TARO NASUは、スイス人アーティスト、ダヴィッド・ヴァイスの日本初となる個展を開催し、1969年から1979年の活動初期に描かれたドローイング作品を展示いたします。
「ありふれた日常に潜む美」をとらえたヴァイス初期作品は、ほとんど世に知られることはなかった。2012年、晩年最後の数か月になって、ヴァイスは自宅で保管していた70年代のノート、ドローイングをはじめとした数多くの作品にあらためて向き合いはじめ、アーカイブ整理を進めた。
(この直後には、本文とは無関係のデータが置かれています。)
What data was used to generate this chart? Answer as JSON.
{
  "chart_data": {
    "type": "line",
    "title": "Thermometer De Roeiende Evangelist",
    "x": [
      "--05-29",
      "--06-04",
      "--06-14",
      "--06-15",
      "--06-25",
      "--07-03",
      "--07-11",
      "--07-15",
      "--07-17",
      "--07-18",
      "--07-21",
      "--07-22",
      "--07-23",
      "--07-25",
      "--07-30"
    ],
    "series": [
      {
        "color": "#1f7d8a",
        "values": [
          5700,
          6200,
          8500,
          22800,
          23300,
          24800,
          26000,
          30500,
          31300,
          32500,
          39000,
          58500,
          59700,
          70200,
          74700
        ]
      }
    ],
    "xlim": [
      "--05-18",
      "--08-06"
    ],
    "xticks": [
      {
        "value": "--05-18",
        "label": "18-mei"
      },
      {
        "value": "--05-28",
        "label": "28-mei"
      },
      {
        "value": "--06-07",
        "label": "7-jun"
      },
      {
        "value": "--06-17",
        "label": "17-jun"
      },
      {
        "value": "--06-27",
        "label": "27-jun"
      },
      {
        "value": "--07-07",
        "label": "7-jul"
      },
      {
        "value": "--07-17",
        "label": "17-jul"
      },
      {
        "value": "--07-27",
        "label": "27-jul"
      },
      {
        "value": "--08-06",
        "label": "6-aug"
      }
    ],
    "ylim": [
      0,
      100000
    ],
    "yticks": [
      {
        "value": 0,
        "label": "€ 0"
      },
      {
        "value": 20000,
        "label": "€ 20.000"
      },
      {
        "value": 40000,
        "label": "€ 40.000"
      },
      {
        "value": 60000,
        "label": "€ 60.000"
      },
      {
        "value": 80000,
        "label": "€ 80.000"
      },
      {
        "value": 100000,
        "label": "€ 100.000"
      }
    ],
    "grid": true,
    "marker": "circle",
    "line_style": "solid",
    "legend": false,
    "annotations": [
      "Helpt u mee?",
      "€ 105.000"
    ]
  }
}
そうした作品はその後、ヨーロッパやアメリカにおける書籍出版や展覧会に結実してゆくのだった。
本展のタイトルである「After the Kontiki(Nach der Kontiki)」は、ネオカラー耐水性ワックスパステルによるグラッタージュ技法が特徴の同名の作品シリ―ズから拝借したもの。コンティキ(Kontiki)とは、チューリヒの旧市街で70~80年代にアーティストが集まる場所として知られていたバーである。当時のチューリヒ市には午前0時には閉店しなければならない条例があったのだが、本シリーズ作品においてダヴィッド・ヴァイスは、バーが閉店した後の世界を脳裏に描きだしている。
ネオカラーによるドローイングシリーズに加えて、今回TARO NASUでは、夜の街を描きだした大判の水彩画「Quiet Night」シリーズから数点、同じく大判で墨を使って紙に描いた「Netzbild」(“ウェブ/網の目 ドローイング“の意)1点といった初期の重要作品を深掘りして展示。同作品では紙上に墨が広範囲にわたって塗布されているが、筆跡は視認できない。ここでの黒の役割は、コンテンツあるいはモチーフを描き入れることではなく、下地の紙の細い線を残すことによって、ミニマリスト的アプローチでネットワーク構造を浮き彫りにすることにある。
のちにペーター・フィッシュリ&ダヴィッド・ヴァイスという世界的な現代アーティストデュオの一人として有名になる、ダヴィッド・ヴァイスの出発点を肌で感じられる本展を心ゆくまでご堪能ください。
作家略歴
ダヴィッド・ヴァイス、1946年チューリヒ生まれ。チューリヒ、ロサンゼルス、スイス・カローナを拠点に活動。2012年逝去。
教区司祭と教師を職業とする両親に育てられたダヴィッド・ヴァイスは、16歳でジャズに夢中になり、チューリヒの工芸学校の基礎コースに入学。1年目でアーティスト仲間のウルス・リュティと親交を深める。デコレーター、グラフィックデザイナー、写真家の道を諦めたヴァイスだが、アーティストを現実的な選択肢として考えるようになるまで時間はかからなかった。チューリヒの工芸学校(1963-64)、バーゼルの工芸学校(1964-65)を経て、彫刻家としてアルフレッド・グルーダー(バーゼル)、ジャクリン・スティーガー(イングランド)らと活動。1967年にモントリオール万国博覧会に参加した後は渡米しニューヨークへ。当時の重要ムーブメントであったミニマルアートの世界に入り込んでゆく。1970年から1979年にかけてリュティとの共著で数々の書籍を出版。1975年から1978年には、墨で描く作品に精力的に取り組み、チューリヒ、アムステルダム、ケルン、ロッテルダムのギャラリーを舞台に発表。
1979年から始まったペーター・フィッシュリとのコラボレーションは2012年まで続いた。
2012年の逝去後は、チューリヒのダヴィッド・ヴァイス財団が、1968年から1981年にかけて発表された初期作品の維持管理を行っている。